Maria’s touch and voice were making him giddy, though, and the chip on his shoulder seemed to shrink with each step, from a brick to a pack of smokes, a single cigarette, a butt, an ash, a wisp of memory. After six steps he felt light, as if Maria and Father Carlos were carrying him up the stairs, and if they let go he’d float up into the blue Andalusian sky like a balloon.
With a worshipful bow, two pilgrims swung open the tall oaken doors and the three entered the church. Maria and the priest knelt and crossed themselves while the old man stood and blinked to adjust his eyes to the dim light. As they walked together slowly down the aisle between the pews, Maria hugged the old man’s arm and spoke in a stage whisper—so close to his ear he could feel her warm breath—telling him story after story of surgical and miraculous healings that never would have happened without him, her Santo Remero.

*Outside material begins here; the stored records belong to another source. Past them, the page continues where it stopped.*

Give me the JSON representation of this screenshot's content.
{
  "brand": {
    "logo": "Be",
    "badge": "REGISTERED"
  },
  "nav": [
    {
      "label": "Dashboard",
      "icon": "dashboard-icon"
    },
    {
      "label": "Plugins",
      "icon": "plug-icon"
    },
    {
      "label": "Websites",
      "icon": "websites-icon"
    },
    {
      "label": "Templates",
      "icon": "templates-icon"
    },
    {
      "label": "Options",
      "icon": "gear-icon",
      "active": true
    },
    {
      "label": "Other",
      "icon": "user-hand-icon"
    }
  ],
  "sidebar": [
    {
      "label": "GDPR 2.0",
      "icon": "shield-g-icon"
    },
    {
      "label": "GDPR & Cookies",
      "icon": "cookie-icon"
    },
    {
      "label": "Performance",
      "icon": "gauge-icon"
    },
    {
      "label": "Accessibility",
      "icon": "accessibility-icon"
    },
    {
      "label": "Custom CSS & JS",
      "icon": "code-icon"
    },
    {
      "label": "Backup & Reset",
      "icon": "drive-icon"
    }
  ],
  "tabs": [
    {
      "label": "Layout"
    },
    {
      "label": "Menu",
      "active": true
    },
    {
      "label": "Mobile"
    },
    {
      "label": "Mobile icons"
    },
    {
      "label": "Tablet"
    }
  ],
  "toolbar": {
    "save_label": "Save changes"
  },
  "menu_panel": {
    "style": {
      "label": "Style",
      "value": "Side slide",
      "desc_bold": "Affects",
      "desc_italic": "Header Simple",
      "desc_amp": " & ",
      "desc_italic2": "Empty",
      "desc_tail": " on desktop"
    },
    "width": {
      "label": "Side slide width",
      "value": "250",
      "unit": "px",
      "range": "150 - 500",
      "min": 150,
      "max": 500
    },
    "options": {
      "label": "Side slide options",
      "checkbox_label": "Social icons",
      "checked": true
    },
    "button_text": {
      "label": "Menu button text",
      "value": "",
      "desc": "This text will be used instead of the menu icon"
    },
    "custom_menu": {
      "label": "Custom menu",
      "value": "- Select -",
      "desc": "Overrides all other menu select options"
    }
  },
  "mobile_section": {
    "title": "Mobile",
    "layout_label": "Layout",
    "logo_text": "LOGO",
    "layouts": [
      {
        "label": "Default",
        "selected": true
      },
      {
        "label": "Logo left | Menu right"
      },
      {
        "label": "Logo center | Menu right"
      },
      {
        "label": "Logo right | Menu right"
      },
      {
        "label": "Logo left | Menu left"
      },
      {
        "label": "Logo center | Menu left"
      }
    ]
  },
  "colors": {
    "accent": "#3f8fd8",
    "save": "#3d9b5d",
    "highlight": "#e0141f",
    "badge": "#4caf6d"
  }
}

He recognized the door to the sacristy from having seen it on the documentary and suddenly he felt heavier. His shoes began to scrape on the floor and he found himself being pulled along, more like a reluctant donkey than a balloon. The sacristy door was open. He stopped at the threshold and hesitated as if at a cattle guard.
Suddenly his heart started to pound and he found it hard to breathe. “Maybe I shouldn’t have come,” he said, choking, and he turned away from the door.
Then he heard the guitar play. The notes were pure, the sound sublime. He stopped and listened. He started to cry. Gently, Maria placed her hand on his cheek and pressed his other cheek to hers. Their tears mingled. He turned and she guided him slowly into the sacristy.
The young man with the guitar bowed his head toward the old man as he played. Maria said, “this is Emilio. He is Santiago’s grandson. You remember Santiago, yes?”
The old man nodded.
“Santiago came to me in a dream,” she said. “He said, Maria, the cabin boy wanders the earth in sorrow and loneliness. You must find him. Tell him of our love for him. Tell him of our…” she looked at the priest.
“Gratitude,” the priest said.
“Tell him of our gratitude,” Maria said. “Bring him home to Bolonia, Maria. He is a saint. He is our saint. Heal his sorrow. Show him, Maria. Show him the holiness of his sacrifice. Show him the truth.” She slid her hand down his arm to his wrist and gently squeezed. “I look for you many, many years. I pray for this moment.”
She took her hand from his arm and grasped the corner of the box lid. The priest put his hand on the other corner. The old man wanted to say “wait,” he wasn’t ready, he wanted to retrieve the little bottle from a secret pocket in his pea coat, the little bottle with the faded handwritten label. It had stayed there, hidden for decades, through feast and famine, sobriety and drunkenness and delirium tremens, and now he needed it, now was the time for it, but his palpitating heart was lodged in his throat and he couldn’t say a word.